Overfitting and Underfitting

When training machine learning models, our ultimate goal is generalization — performing well not just on training data, but also on unseen test data. Two common problems that prevent this are underfitting and overfitting.

A model fits data by learning patterns from training examples. The quality of this fitting determines how well the model performs on new data.

What Is Underfitting?

Underfitting occurs when a model is too simple to capture the underlying structure of the data.

Performs poorly on both training and test data
High bias, low variance
Cannot represent complex patterns
High training error and high test error

The model fails to learn even the basic trend in the data. It makes strong assumptions that do not hold true.

Examples

Linear regression applied to non-linear data
Very shallow decision trees
Neural networks with too few layers or neurons

Loss Curve Behavior in Underfitting

Training loss remains high
Validation loss also remains high
Loss curves may flatten early or oscillate without meaningful improvement

This indicates the model lacks capacity or has not learned enough.

Proper (Good) Fitting

A properly fitted model captures the true trend in the data without memorizing noise.
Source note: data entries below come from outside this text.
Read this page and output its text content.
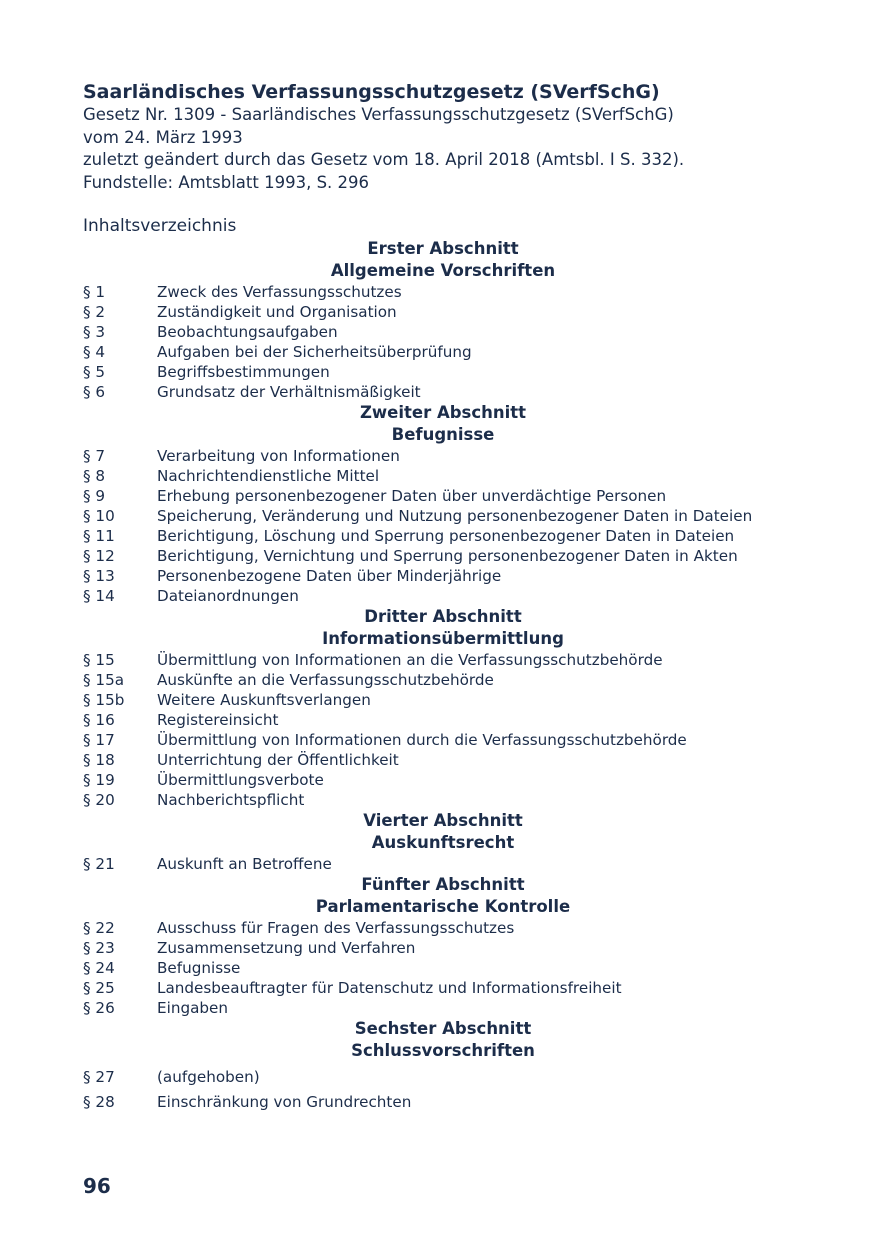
Saarländisches Verfassungsschutzgesetz (SVerfSchG)
Gesetz Nr. 1309 - Saarländisches Verfassungsschutzgesetz (SVerfSchG)
vom 24. März 1993
zuletzt geändert durch das Gesetz vom 18. April 2018 (Amtsbl. I S. 332).
Fundstelle: Amtsblatt 1993, S. 296
Inhaltsverzeichnis
Erster Abschnitt
Allgemeine Vorschriften
§ 1	Zweck des Verfassungsschutzes
§ 2	Zuständigkeit und Organisation
§ 3	Beobachtungsaufgaben
§ 4	Aufgaben bei der Sicherheitsüberprüfung
§ 5	Begriffsbestimmungen
§ 6	Grundsatz der Verhältnismäßigkeit
Zweiter Abschnitt
Befugnisse
§ 7	Verarbeitung von Informationen
§ 8	Nachrichtendienstliche Mittel
§ 9	Erhebung personenbezogener Daten über unverdächtige Personen
§ 10	Speicherung, Veränderung und Nutzung personenbezogener Daten in Dateien
§ 11	Berichtigung, Löschung und Sperrung personenbezogener Daten in Dateien
§ 12	Berichtigung, Vernichtung und Sperrung personenbezogener Daten in Akten
§ 13	Personenbezogene Daten über Minderjährige
§ 14	Dateianordnungen
Dritter Abschnitt
Informationsübermittlung
§ 15	Übermittlung von Informationen an die Verfassungsschutzbehörde
§ 15a	Auskünfte an die Verfassungsschutzbehörde
§ 15b	Weitere Auskunftsverlangen
§ 16	Registereinsicht
§ 17	Übermittlung von Informationen durch die Verfassungsschutzbehörde
§ 18	Unterrichtung der Öffentlichkeit
§ 19	Übermittlungsverbote
§ 20	Nachberichtspflicht
Vierter Abschnitt
Auskunftsrecht
§ 21	Auskunft an Betroffene
Fünfter Abschnitt
Parlamentarische Kontrolle
§ 22	Ausschuss für Fragen des Verfassungsschutzes
§ 23	Zusammensetzung und Verfahren
§ 24	Befugnisse
§ 25	Landesbeauftragter für Datenschutz und Informationsfreiheit
§ 26	Eingaben
Sechster Abschnitt
Schlussvorschriften
§ 27	(aufgehoben)
§ 28	Einschränkung von Grundrechten
96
Performs well on both training and test data
Balanced bias–variance tradeoff
Low training error and low testing error
Smooth decision boundary or function

Loss Curve Behavior in Proper Fitting

The model follows the general pattern but does not pass through every data point.

Overfitting

Overfitting happens when a model becomes too complex and starts memorizing the training data instead of learning general patterns.

Excellent training accuracy
Poor test accuracy
Low bias, high variance
Low training error, high testing error

The model fits noise and random fluctuations rather than the true signal.

Examples

Deep decision trees
Neural networks without regularization
Models trained too long on small datasets

Loss Curve Behavior in Overfitting

Training loss continuously decreases
Validation loss decreases initially, then starts increasing
Clear divergence between training and validation loss

Why Overfitting Happens (Especially in Neural Networks)

Using very complex models for simple problems
Small datasets that do not represent the true data distribution
Large number of parameters (weights and neurons)
Training for too many epochs

Too complex network has lots of nodes & weights.The weights define the importance of the neurons in the network. Neural networks with many layers and weights try to capture every minor pattern, including noise, which harms generalization.

How to Reduce Overfitting

Use regularization (L1, L2)
Apply dropout
Use early stopping
Perform cross-validation
Collect more data
Simplify the model architecture
Use data augmentation (especially in vision tasks)

How to Avoid Underfitting

Increase model complexity
Check if the model coding has errors
Check if the model architecture is proper or we need more parameters
Train for more epochs
Reduce excessive regularization
Add more relevant features
Use better feature transformations
Tune hyperparameters (learning rate, depth, etc.)
Ensure data quality

Debugging Poor Test Performance

If Both Training and Test Performance Are Poor

Check for underfitting
Verify model implementation
Increase model capacity
Train longer
Tune learning rate and batch size

If Training Is Good but Test Performance Is Poor

Likely overfitting
Apply regularization
Ensure training and test data come from similar distributions

Key Takeaway

Underfitting means the model hasn’t learned enough.
Overfitting means the model has learned too much.
The goal is to learn just enough to generalize.

Achieving the right balance between bias and variance is central to building effective machine learning models.